Come scuole elementari, vennero quindi utilizzate, dal settembre del 1955, le “Baracche verdi”, locali in legno situati lungo il viale delle Mimose, che in un primo momento non disponevano dei servizi igienici, del riscaldamento né dell’acqua (le “Baracche”, dopo la costruzione della scuola in muratura, divennero poi sede della Comunità di Base). Furono anni di dure battaglie dei comitati di quartiere, che videro Enzo Mazzi sempre in prima linea.
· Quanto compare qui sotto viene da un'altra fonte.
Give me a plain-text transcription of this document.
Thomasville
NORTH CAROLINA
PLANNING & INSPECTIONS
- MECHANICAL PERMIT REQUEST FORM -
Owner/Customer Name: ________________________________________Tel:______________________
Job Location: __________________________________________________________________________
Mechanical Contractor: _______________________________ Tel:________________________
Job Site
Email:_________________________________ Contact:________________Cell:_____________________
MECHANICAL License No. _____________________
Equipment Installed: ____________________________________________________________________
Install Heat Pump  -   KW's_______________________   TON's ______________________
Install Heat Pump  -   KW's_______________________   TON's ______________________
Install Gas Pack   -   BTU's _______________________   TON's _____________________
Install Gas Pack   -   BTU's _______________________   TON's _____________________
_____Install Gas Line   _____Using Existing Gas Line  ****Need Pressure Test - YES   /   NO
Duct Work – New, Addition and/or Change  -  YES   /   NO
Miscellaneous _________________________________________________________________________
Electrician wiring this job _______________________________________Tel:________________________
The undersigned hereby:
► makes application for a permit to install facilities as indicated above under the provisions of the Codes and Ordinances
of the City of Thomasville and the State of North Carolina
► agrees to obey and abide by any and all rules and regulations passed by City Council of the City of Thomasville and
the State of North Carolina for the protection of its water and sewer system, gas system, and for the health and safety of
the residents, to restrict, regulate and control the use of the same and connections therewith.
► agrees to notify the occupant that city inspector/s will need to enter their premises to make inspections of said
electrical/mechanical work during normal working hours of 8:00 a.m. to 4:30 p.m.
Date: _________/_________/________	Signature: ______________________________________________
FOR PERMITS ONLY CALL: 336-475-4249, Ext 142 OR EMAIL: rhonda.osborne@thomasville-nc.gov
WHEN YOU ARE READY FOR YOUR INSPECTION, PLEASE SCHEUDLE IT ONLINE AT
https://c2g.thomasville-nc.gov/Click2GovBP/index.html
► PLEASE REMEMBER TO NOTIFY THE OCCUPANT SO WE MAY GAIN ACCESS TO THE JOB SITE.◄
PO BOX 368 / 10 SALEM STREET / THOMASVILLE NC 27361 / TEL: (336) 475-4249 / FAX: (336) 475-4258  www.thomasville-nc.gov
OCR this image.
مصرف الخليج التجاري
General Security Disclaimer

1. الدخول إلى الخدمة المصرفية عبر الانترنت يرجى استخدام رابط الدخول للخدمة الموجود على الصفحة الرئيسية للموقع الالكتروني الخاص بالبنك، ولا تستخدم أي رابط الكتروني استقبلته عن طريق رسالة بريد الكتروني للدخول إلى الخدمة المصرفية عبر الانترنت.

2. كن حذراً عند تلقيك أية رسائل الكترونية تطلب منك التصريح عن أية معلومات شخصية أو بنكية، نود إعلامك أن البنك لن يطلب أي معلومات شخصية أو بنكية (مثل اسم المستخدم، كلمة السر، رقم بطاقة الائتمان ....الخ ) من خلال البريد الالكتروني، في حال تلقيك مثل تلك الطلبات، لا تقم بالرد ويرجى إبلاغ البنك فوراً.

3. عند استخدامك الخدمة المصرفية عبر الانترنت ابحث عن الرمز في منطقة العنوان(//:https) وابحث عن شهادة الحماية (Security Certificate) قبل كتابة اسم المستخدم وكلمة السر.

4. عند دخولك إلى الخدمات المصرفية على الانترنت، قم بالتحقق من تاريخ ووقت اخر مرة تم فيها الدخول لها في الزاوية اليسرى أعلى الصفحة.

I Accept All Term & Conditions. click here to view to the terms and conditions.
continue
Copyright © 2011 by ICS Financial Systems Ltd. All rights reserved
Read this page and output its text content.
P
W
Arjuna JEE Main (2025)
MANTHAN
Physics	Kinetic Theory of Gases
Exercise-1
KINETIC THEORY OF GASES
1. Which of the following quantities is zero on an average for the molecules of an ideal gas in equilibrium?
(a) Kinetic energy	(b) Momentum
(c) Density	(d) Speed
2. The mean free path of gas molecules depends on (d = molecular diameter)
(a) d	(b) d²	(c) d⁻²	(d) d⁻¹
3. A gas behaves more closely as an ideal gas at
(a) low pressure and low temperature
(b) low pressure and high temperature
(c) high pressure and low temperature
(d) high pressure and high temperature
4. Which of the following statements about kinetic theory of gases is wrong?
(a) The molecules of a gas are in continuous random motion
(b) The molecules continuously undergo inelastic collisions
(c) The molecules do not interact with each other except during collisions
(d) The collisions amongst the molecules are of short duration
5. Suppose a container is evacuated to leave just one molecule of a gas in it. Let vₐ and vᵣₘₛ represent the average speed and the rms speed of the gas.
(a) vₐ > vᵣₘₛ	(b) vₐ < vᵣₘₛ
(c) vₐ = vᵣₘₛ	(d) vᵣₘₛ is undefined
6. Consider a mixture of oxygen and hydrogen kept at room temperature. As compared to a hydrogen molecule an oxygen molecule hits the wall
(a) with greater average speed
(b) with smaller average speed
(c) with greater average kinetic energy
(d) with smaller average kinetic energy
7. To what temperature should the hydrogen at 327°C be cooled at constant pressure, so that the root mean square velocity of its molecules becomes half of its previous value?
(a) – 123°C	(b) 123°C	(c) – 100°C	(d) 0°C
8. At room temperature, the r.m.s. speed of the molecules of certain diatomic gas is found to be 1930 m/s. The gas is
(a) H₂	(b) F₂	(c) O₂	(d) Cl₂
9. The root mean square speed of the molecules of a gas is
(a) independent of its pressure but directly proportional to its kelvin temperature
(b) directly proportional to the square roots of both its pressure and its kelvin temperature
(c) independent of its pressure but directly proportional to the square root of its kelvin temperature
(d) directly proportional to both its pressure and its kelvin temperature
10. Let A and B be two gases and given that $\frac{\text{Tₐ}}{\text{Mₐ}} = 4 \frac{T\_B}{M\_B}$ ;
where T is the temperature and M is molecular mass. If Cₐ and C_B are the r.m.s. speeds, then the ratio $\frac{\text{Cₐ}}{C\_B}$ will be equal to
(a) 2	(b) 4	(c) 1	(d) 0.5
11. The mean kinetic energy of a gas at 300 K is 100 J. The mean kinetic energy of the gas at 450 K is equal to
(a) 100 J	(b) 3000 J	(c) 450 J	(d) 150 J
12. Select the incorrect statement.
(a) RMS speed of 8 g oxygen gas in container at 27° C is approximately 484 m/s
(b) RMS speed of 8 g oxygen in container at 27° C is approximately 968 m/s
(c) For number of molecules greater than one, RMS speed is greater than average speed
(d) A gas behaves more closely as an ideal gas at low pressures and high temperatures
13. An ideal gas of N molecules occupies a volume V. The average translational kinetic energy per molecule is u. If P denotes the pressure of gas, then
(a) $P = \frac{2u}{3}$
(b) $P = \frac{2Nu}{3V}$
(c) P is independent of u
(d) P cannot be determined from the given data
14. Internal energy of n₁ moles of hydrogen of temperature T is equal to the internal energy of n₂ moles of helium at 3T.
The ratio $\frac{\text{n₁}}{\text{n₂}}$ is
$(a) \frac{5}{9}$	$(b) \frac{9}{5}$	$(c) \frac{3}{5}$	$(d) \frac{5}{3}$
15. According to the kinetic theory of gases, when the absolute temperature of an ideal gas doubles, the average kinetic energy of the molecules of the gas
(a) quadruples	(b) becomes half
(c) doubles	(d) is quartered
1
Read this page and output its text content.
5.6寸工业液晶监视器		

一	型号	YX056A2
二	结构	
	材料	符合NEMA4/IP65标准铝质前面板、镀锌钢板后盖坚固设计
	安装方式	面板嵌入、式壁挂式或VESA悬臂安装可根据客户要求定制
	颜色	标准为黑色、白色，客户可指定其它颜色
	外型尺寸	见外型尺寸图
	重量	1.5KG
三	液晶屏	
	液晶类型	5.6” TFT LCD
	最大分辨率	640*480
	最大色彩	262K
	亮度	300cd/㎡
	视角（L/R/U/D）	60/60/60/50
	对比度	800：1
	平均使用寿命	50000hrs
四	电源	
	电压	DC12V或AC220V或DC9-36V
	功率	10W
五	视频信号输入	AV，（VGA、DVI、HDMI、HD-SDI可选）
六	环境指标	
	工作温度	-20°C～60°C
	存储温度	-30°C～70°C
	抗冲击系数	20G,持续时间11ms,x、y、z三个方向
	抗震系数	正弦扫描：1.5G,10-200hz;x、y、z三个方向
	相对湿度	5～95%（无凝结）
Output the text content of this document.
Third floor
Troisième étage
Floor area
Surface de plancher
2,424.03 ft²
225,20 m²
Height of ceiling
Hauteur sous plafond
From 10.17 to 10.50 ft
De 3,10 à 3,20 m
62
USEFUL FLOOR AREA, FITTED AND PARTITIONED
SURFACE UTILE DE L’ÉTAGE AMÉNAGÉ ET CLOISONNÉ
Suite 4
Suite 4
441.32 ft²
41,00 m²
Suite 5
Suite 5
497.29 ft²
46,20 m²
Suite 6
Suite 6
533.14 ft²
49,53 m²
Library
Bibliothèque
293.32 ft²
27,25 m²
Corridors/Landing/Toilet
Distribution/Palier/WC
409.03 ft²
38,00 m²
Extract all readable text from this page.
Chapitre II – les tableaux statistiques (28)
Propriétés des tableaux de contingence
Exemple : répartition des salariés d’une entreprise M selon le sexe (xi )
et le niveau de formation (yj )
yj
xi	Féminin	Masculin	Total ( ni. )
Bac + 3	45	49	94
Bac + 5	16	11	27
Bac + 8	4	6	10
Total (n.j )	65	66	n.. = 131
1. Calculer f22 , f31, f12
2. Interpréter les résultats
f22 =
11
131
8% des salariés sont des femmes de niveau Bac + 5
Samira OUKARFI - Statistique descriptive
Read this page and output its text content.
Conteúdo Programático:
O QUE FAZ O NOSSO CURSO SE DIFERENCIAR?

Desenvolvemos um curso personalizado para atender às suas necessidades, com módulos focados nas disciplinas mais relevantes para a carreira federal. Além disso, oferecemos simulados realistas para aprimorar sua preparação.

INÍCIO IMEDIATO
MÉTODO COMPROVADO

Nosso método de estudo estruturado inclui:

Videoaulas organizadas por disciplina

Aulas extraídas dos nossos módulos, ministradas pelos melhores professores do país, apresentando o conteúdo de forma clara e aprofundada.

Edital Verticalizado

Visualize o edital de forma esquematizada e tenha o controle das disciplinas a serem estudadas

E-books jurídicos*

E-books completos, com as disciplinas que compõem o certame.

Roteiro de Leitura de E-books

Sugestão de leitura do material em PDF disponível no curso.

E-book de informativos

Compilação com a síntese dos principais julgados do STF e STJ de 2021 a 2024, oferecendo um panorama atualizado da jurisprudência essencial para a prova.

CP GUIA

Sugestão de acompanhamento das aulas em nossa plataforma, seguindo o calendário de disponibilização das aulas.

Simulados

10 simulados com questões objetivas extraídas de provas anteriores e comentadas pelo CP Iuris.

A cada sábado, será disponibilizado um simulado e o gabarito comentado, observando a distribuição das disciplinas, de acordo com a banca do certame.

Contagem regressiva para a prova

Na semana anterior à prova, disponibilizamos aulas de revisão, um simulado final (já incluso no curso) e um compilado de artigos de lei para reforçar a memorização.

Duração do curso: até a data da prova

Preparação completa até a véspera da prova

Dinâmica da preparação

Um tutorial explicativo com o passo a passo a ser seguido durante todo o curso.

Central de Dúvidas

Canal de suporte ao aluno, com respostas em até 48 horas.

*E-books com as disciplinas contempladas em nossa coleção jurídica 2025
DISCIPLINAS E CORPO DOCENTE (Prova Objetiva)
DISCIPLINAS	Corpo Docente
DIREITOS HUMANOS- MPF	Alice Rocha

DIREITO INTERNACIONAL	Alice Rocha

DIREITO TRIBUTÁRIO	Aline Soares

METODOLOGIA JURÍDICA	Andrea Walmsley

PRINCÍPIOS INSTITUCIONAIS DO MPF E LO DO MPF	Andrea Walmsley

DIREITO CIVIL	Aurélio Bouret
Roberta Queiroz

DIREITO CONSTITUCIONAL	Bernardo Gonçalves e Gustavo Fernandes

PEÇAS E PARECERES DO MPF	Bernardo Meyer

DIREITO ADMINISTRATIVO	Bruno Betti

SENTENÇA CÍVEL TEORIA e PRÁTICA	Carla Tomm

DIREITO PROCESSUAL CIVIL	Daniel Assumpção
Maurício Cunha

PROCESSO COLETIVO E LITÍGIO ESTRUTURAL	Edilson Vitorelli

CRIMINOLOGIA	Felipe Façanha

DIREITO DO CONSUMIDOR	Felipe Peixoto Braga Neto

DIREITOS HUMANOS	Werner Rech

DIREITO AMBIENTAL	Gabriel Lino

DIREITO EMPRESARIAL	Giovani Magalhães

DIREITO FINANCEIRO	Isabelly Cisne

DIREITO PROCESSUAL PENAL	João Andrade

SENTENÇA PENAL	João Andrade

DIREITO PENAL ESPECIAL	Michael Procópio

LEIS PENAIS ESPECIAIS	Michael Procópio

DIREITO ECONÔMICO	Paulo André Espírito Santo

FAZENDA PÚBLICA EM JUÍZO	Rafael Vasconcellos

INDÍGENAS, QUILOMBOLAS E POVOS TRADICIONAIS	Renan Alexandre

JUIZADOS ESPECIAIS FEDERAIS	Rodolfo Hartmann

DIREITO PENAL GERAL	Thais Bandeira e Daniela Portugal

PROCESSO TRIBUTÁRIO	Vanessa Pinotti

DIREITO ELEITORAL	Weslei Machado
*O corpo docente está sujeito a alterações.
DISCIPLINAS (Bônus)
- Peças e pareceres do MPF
Si sviluppò in quel periodo una collaborazione stretta fra la parrocchia (guidata da don Enzo assieme ai viceparroci che si avvicendano al suo fianco: don Sergio Gomiti e di don Paolo Caciolli), la Casa del popolo e i comitati di quartiere, che si concretizzò nella solidarietà agli operai delle Officine Galileo che avevano occupato la fabbrica per protestare contro i licenziamenti, ai lavoratori del Nuovo Pignone, ai minatori dell’Amiata.

Il “caso Isolotto” Due anni dopo, la coesione raggiunta dal quartiere fu messa a dura prova da una caso che scosse la Chiesa fiorentina ed ebbe ripercussioni enormi nelle successive vicende ecclesiali del Paese. Il 14 settembre 1968, a Parma, un gruppo di giovani fece uno dei gesti più carichi di forza simbolica di quel periodo: occupò la cattedrale della città, chiedendo una Chiesa più povera e libera dall’autoritarismo e dalla collusione con il potere. La comunità ecclesiale dell’Isolotto espresse, in una lettera agli occupanti, la sua piena solidarietà. Il cardinale di Firenze, Ermenegildo Florit (lo stesso che aveva esiliato a Barbiana don Lorenzo Milani, che di Mazzi era stato compagno di seminario), chiese a don Enzo di ritirare quella lettera, ma di fronte non trovò solo il diniego di un parroco fiero delle proprie idee, ma quello di centinaia di fedeli.

Così, quando il 4 dicembre 1968 Florit rimosse don Mazzi da parroco, ci furono massicce manifestazioni di protesta, come quelle del 5 e dell’8 dicembre, con più di diecimila persone in piazza, e anche “sfide” plateali. La gente dell’Isolotto decise in massa di abbandonare il simulacro di cemento della parrocchia “requisita” da Florit e di continuare a celebrare il proprio essere comunità viva nella piazza antistante. Iniziarono così quelle celebrazioni in piazza dell’Isolotto che, domenica dopo domenica, testimoniavano in maniera dirompente il nascere di una Chiesa popolo di Dio in cammino nonostante il potere gerarchico tentasse di imporre la tradizionale visione del gregge obbediente ai proprio pastori.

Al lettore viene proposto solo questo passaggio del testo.